O romance histórico no primeiro romantismo português
Herculano
«(…) Quando o carácter
dos indivíduos ou das nações é suficientemente conhecido, quando os monumentos,
as tradições e as crónicas desenharam esse carácter com pincel firme, o
novelista pode ser mais verídico do que o historiador; porque está mais
habituado a recompor o coração do que é morto pelo coração do que é vivo, o
génio do povo que passou pelo do povo que passa. Desde o aparecimento de Mestre
Gil, da Abóbada e da Morte do Lidador,
Herculano conquistara um público que lhe ficou fiel e discípulos que o não negaram.
Testemunham-no não só as sucessivas reedições dos seus romances, como também o
seu discípulo Rebelo Silva, que em 1848
escrevia no jornal A Época: … esse
nome escrito no rosto da Harpa do
Crente, da História de Portugal,
do Presbítero, e ultimamente
no Monge de Cister é tão conhecido na casa patriarcal
das províncias como no faustoso aposento da cidade.
Em 1840, Herculano escreveu o seu primeiro romance histórico, o Monge
de Cister, que só veio a ser publicado em volume em 1848, para entretanto dar a primazia de
estampa ao Eurico (1844), elaborado durante o ano de 1843. O Monge de Cister está
composto dentro dos princípios estéticos e dos objectivos que o seu autor adoptara
para o género novelístico cujas primícias lhe ficaram a pertencer na literatura
portuguesa. O Monge faz parte de uma série romanesca intitulada O
Monasticon, concepção complexa,
cujos limites não sei de antemão assinalar, e que o autor, depois de escrito
o Eurico, deixou apenas em díptico. O Eurico, porém, já
não é só uma crónica-romance mas, principalmente, uma crónica-poema,
lenda ou quer que seja dos presbítero
godo. Esse hibridismo elevou, pela poesia do eu romântico, o Eurico à categoria de uma das obras representativas
do Romantismo. A densa atmosfera de fatalidade nos amores de Eurico e
Hermengarda, a solução pela morte de um e loucura da outra estavam na índole da
concepção do amor mais generalizada entre portugueses: amor louco, morte por
amor.
Outra virtude romântica
que explica o lugar que o Eurico veio ocupar na produção literária do romantismo
português, direi até peninsular, foi a época escolhida, que tanto satisfez ao
gosto da época pelo exotismo no tempo, talvez a mais atraente sedução a que o
romântico sucumbia. No Eurico, Herculano foge já ao cânone por ele próprio
estabelecido, dominado pela feição do seu temperamento poético, elegíaco e
soturno. De resto, só os medíocres são ortodoxos na escola literária; os
grandes e os maiores não se sujeitam ao constrangimento da regra. Castilho,
ao apreciar o Eurico na Revista Universal Lisbonense condena-lhe
a originalidade dizendo: … o Eurico, em nossa particular e
respeitosa opinião, é um livro mui notável para ser lido, muito impróprio para
ser inculcado como vade mecum.
Os seus desenhos são severos, grandiosos e todos a negro. Foi uma valente mão a
que os perfez; só outra valente mão os poderia copiar, e faria mal se o fizesse.

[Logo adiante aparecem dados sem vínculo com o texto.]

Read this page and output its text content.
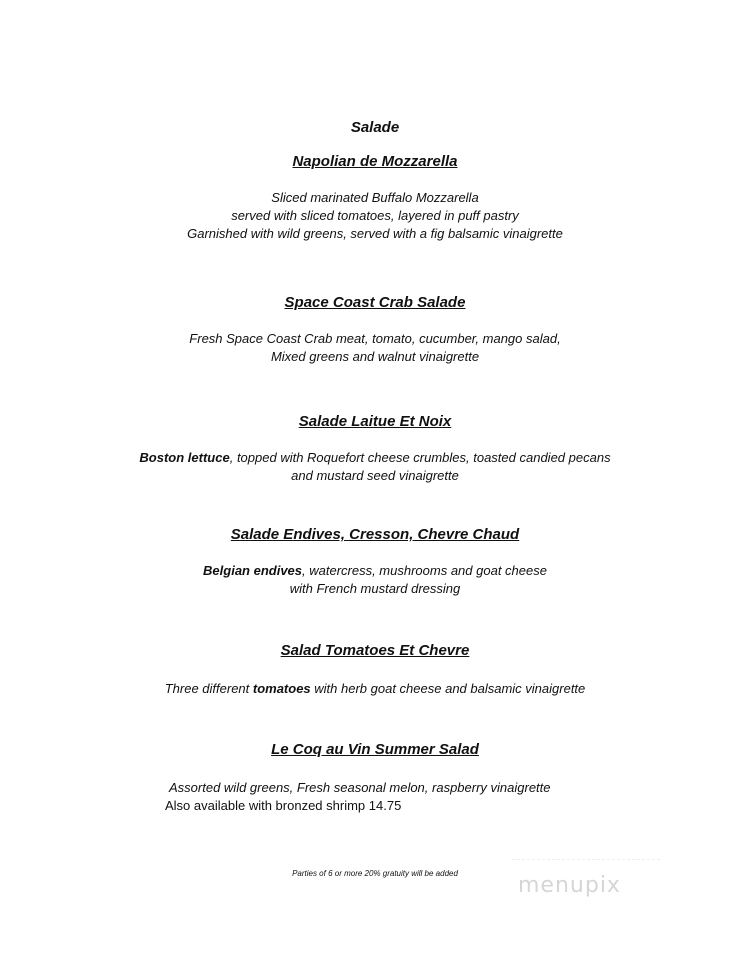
Salade
Napolian de Mozzarella
Sliced marinated Buffalo Mozzarella
served with sliced tomatoes, layered in puff pastry
Garnished with wild greens, served with a fig balsamic vinaigrette
Space Coast Crab Salade
Fresh Space Coast Crab meat, tomato, cucumber, mango salad,
Mixed greens and walnut vinaigrette
Salade Laitue Et Noix
Boston lettuce, topped with Roquefort cheese crumbles, toasted candied pecans
and mustard seed vinaigrette
Salade Endives, Cresson, Chevre Chaud
Belgian endives, watercress, mushrooms and goat cheese
with French mustard dressing
Salad Tomatoes Et Chevre
Three different tomatoes with herb goat cheese and balsamic vinaigrette
Le Coq au Vin Summer Salad
Assorted wild greens, Fresh seasonal melon, raspberry vinaigrette
Also available with bronzed shrimp 14.75
Parties of 6 or more 20% gratuity will be added	menupix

São como as poesias de Ossian: maravilham, e largam-se. O que hoje principalmente
carecemos, o que pedimos, e o que esperamos virá aparecendo, são obras correntes, acessíveis a todos os
entendimentos, adaptáveis a todos os gostos, espelhos do mundo, da alma e do coração,
três coisas em que há sempre misturada toda a sorte de cores e de tons.
Assim, Castilho já então
aparecia a propugnar por uma novelística divulgadora de conhecimentos, de moral
acomodada às conveniências, acessível a todos
os entendimentos, aquilo que viria a ser o romance histórico do segundo
romantismo. O Monge de Cister, festejado como a nossa primeira
novela histórica aquando da sua publicação, constitui o segundo quadro de O
Monasticon e conta a luta íntima entre uma violenta paixão de vingança
e o preceito cristianíssimo do perdão. Pretende ressuscitar a época do rei João I
e está recheado de erudição arqueológica suficientemente adequada a um romance.
Neste particular, o poder descritivo do autor é incomparavelmente maior do que
o evocativo. Herculano não possuía em grande medida o poder de criação
novelística e o Monge de Cister, no que respeita a acção e personagens,
foi todo descrito em tons sombrios e, se na parte histórica, em vários lances,
rivaliza com Scott, na elaboração da parte fictiva ficou aquém das obras do romancista
escocês». In Castelo Branco Chaves, O Romance Histórico no Romantismo Português,
Instituto de Cultura Português, Centro Virtual Camões, Instituto Camões,
oficinas Gráficas da Livraria Bertrand, 1980.